I have a DataFrame after applying crosstab in the pyspark, Example Below
id | A | B | C |
---|---|---|---|
cssdsd | 0 | 1 | 0 |
sdsdsd | 1 | 1 | 1 |
ssdssd | 1 | 0 | 0 |
xxxxxx | 0 | 0 | 0 |
Instead of 0,1's I want to get the percentages of the rows. I can be easily get that with the pandas using the crosstab function
pd.crosstab(df.index,df.list, normalize='index')
How can I get this in pyspark?
After getting the crosstab result which is df
in the below code. Get sum of all columns except id
and then divide each column with the sum:
from pyspark.sql import functions as F
cols = [i for i in df.columns if not i=='id']
out = (df.withColumn("SumCols",F.expr('+'.join(cols)))

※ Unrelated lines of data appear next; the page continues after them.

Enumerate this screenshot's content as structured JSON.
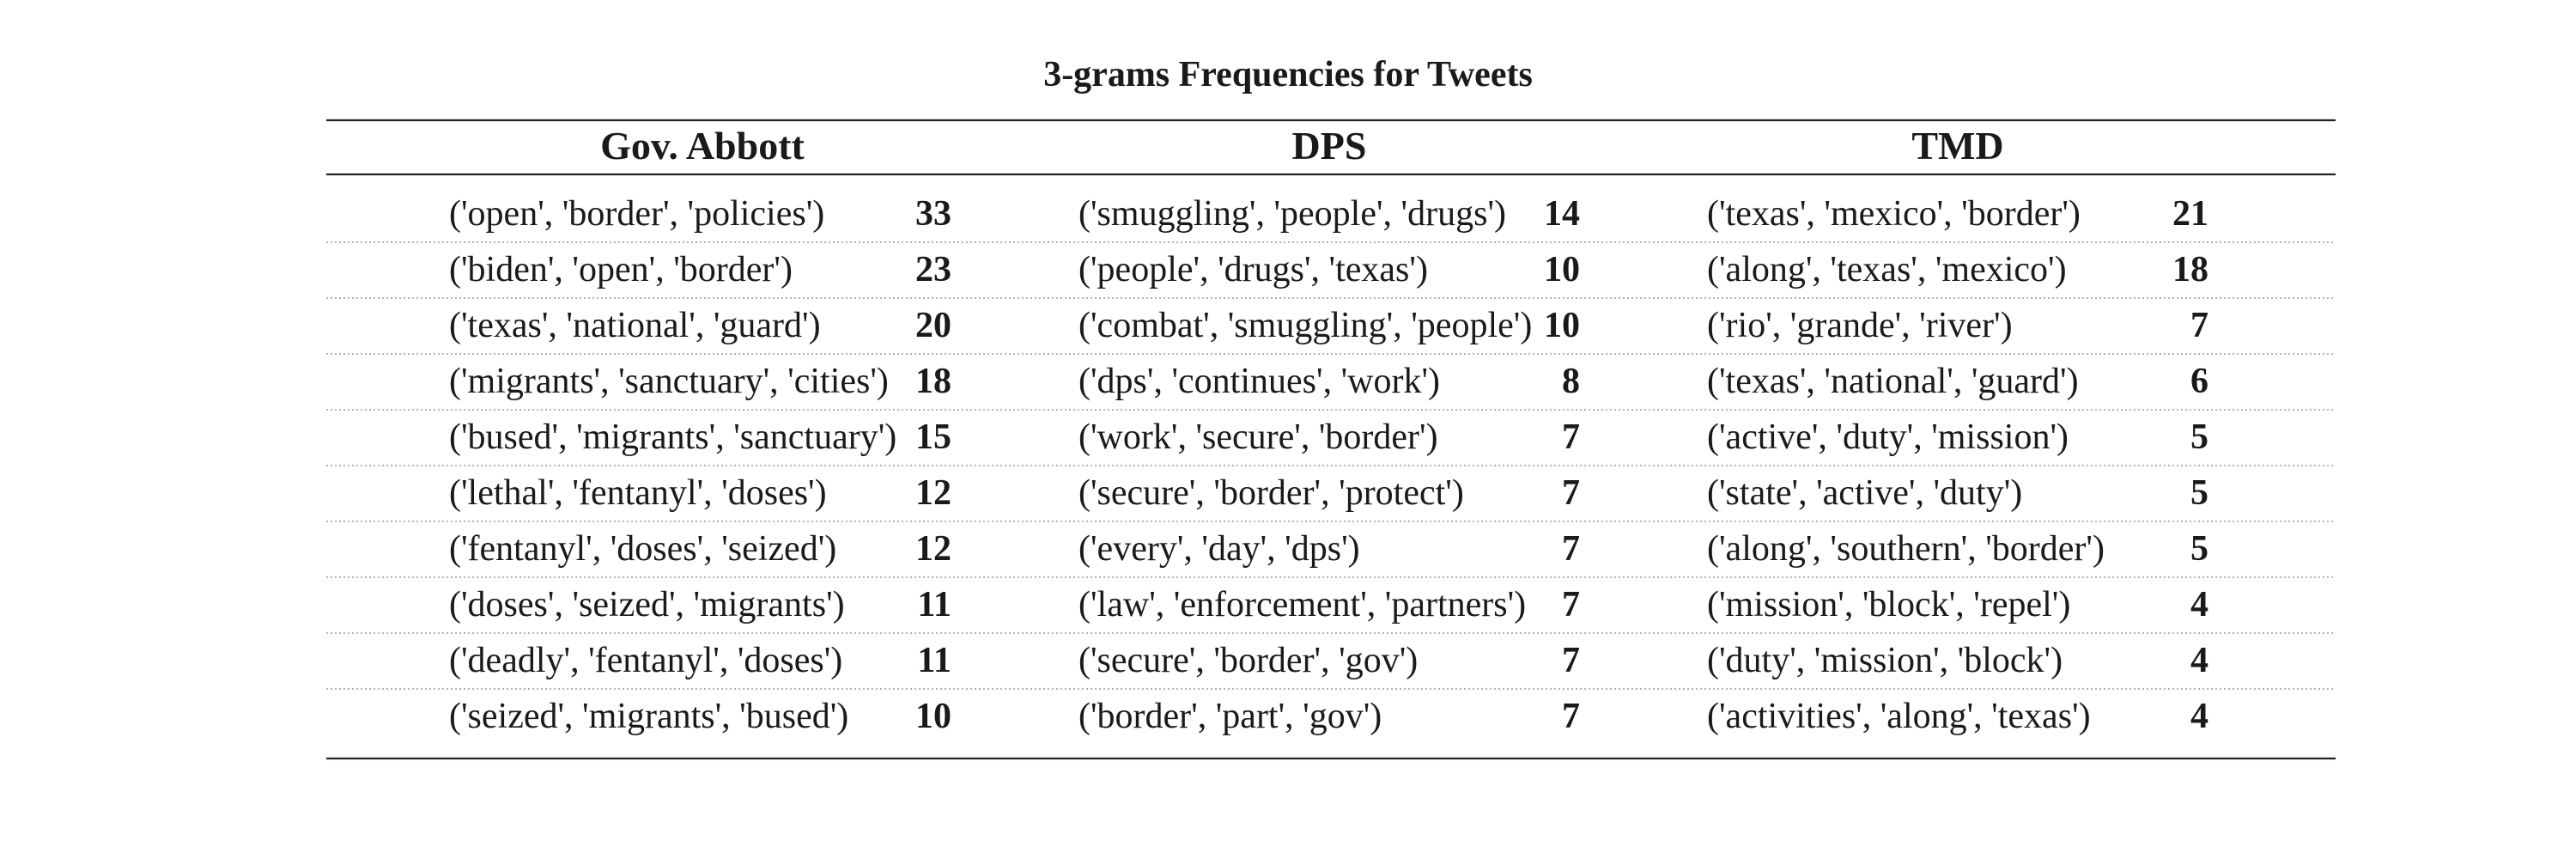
{
  "chart_data": {
    "type": "table",
    "title": "3-grams Frequencies for Tweets",
    "columns": [
      {
        "name": "Gov. Abbott",
        "rows": [
          {
            "label": "('open', 'border', 'policies')",
            "value": 33
          },
          {
            "label": "('biden', 'open', 'border')",
            "value": 23
          },
          {
            "label": "('texas', 'national', 'guard')",
            "value": 20
          },
          {
            "label": "('migrants', 'sanctuary', 'cities')",
            "value": 18
          },
          {
            "label": "('bused', 'migrants', 'sanctuary')",
            "value": 15
          },
          {
            "label": "('lethal', 'fentanyl', 'doses')",
            "value": 12
          },
          {
            "label": "('fentanyl', 'doses', 'seized')",
            "value": 12
          },
          {
            "label": "('doses', 'seized', 'migrants')",
            "value": 11
          },
          {
            "label": "('deadly', 'fentanyl', 'doses')",
            "value": 11
          },
          {
            "label": "('seized', 'migrants', 'bused')",
            "value": 10
          }
        ]
      },
      {
        "name": "DPS",
        "rows": [
          {
            "label": "('smuggling', 'people', 'drugs')",
            "value": 14
          },
          {
            "label": "('people', 'drugs', 'texas')",
            "value": 10
          },
          {
            "label": "('combat', 'smuggling', 'people')",
            "value": 10
          },
          {
            "label": "('dps', 'continues', 'work')",
            "value": 8
          },
          {
            "label": "('work', 'secure', 'border')",
            "value": 7
          },
          {
            "label": "('secure', 'border', 'protect')",
            "value": 7
          },
          {
            "label": "('every', 'day', 'dps')",
            "value": 7
          },
          {
            "label": "('law', 'enforcement', 'partners')",
            "value": 7
          },
          {
            "label": "('secure', 'border', 'gov')",
            "value": 7
          },
          {
            "label": "('border', 'part', 'gov')",
            "value": 7
          }
        ]
      },
      {
        "name": "TMD",
        "rows": [
          {
            "label": "('texas', 'mexico', 'border')",
            "value": 21
          },
          {
            "label": "('along', 'texas', 'mexico')",
            "value": 18
          },
          {
            "label": "('rio', 'grande', 'river')",
            "value": 7
          },
          {
            "label": "('texas', 'national', 'guard')",
            "value": 6
          },
          {
            "label": "('active', 'duty', 'mission')",
            "value": 5
          },
          {
            "label": "('state', 'active', 'duty')",
            "value": 5
          },
          {
            "label": "('along', 'southern', 'border')",
            "value": 5
          },
          {
            "label": "('mission', 'block', 'repel')",
            "value": 4
          },
          {
            "label": "('duty', 'mission', 'block')",
            "value": 4
          },
          {
            "label": "('activities', 'along', 'texas')",
            "value": 4
          }
        ]
      }
    ],
    "colors": {
      "text": "#1a1a1a",
      "rule": "#222222",
      "dotted_rule": "#9a9a9a"
    }
  }
}
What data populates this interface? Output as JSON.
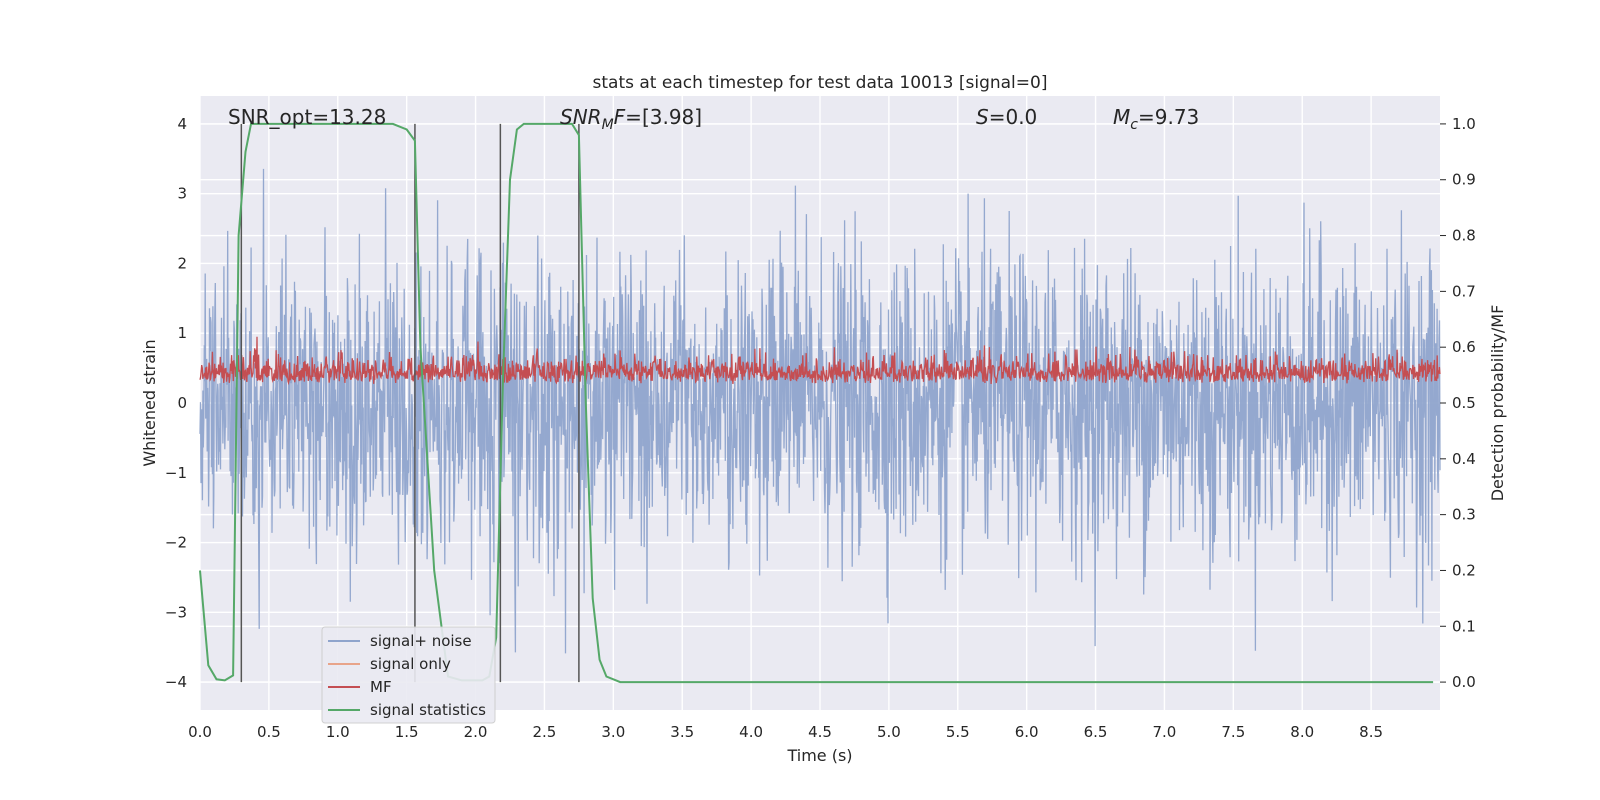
{
  "chart_data": {
    "type": "line",
    "title": "stats at each timestep for test data 10013 [signal=0]",
    "xlabel": "Time (s)",
    "ylabel": "Whitened strain",
    "y2label": "Detection probability/MF",
    "xlim": [
      0,
      9.0
    ],
    "ylim": [
      -4.4,
      4.4
    ],
    "y2lim": [
      -0.05,
      1.05
    ],
    "grid": true,
    "x_ticks": [
      0.0,
      0.5,
      1.0,
      1.5,
      2.0,
      2.5,
      3.0,
      3.5,
      4.0,
      4.5,
      5.0,
      5.5,
      6.0,
      6.5,
      7.0,
      7.5,
      8.0,
      8.5
    ],
    "y_ticks": [
      -4,
      -3,
      -2,
      -1,
      0,
      1,
      2,
      3,
      4
    ],
    "y2_ticks": [
      0.0,
      0.1,
      0.2,
      0.3,
      0.4,
      0.5,
      0.6,
      0.7,
      0.8,
      0.9,
      1.0
    ],
    "annotations": {
      "snr_opt": "SNR_opt=13.28",
      "snr_mf": "[3.98]",
      "s_value": "0.0",
      "mc_value": "9.73"
    },
    "legend_position": "lower-left",
    "series": [
      {
        "name": "signal+ noise",
        "color": "#8fa4cc",
        "axis": "left",
        "note": "whitened noise, approx. std 1.0 (peaks about ±3.5)"
      },
      {
        "name": "signal only",
        "color": "#e8a48a",
        "axis": "left",
        "values": []
      },
      {
        "name": "MF",
        "color": "#c44e52",
        "axis": "left",
        "note": "matched-filter output, approx. range 0.05 to 0.85"
      },
      {
        "name": "signal statistics",
        "color": "#55a868",
        "axis": "right",
        "x": [
          0.0,
          0.06,
          0.12,
          0.18,
          0.24,
          0.28,
          0.33,
          0.37,
          0.4,
          0.5,
          0.8,
          1.2,
          1.4,
          1.5,
          1.56,
          1.6,
          1.7,
          1.8,
          1.9,
          2.0,
          2.05,
          2.1,
          2.15,
          2.2,
          2.25,
          2.3,
          2.35,
          2.45,
          2.6,
          2.7,
          2.75,
          2.8,
          2.85,
          2.9,
          2.95,
          3.05,
          5.0,
          7.0,
          8.95
        ],
        "values": [
          0.2,
          0.03,
          0.005,
          0.003,
          0.012,
          0.8,
          0.95,
          1.0,
          1.0,
          1.0,
          1.0,
          1.0,
          1.0,
          0.99,
          0.97,
          0.6,
          0.2,
          0.01,
          0.003,
          0.003,
          0.003,
          0.01,
          0.08,
          0.55,
          0.9,
          0.99,
          1.0,
          1.0,
          1.0,
          1.0,
          0.98,
          0.5,
          0.15,
          0.04,
          0.01,
          0.0,
          0.0,
          0.0,
          0.0
        ]
      }
    ],
    "vertical_lines": {
      "name": "detection bounds",
      "color": "#555555",
      "x": [
        0.3,
        1.56,
        2.18,
        2.75
      ]
    }
  }
}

.select("id",*[F.coalesce(F.round(F.col(i)/F.col("SumCols"),2),F.lit(0)).alias(i)
for i in cols]))
out.show()
+------+----+----+----+
| id| A| B| C|
+------+----+----+----+
|cssdsd| 0.0| 1.0| 0.0|
|sdsdsd|0.33|0.33|0.33|
|ssdssd| 1.0| 0.0| 0.0|
|xxxxxx| 0.0| 0.0| 0.0|
+------+----+----+----+
Note that you can multiply by 100 in the select statement loop if necessary.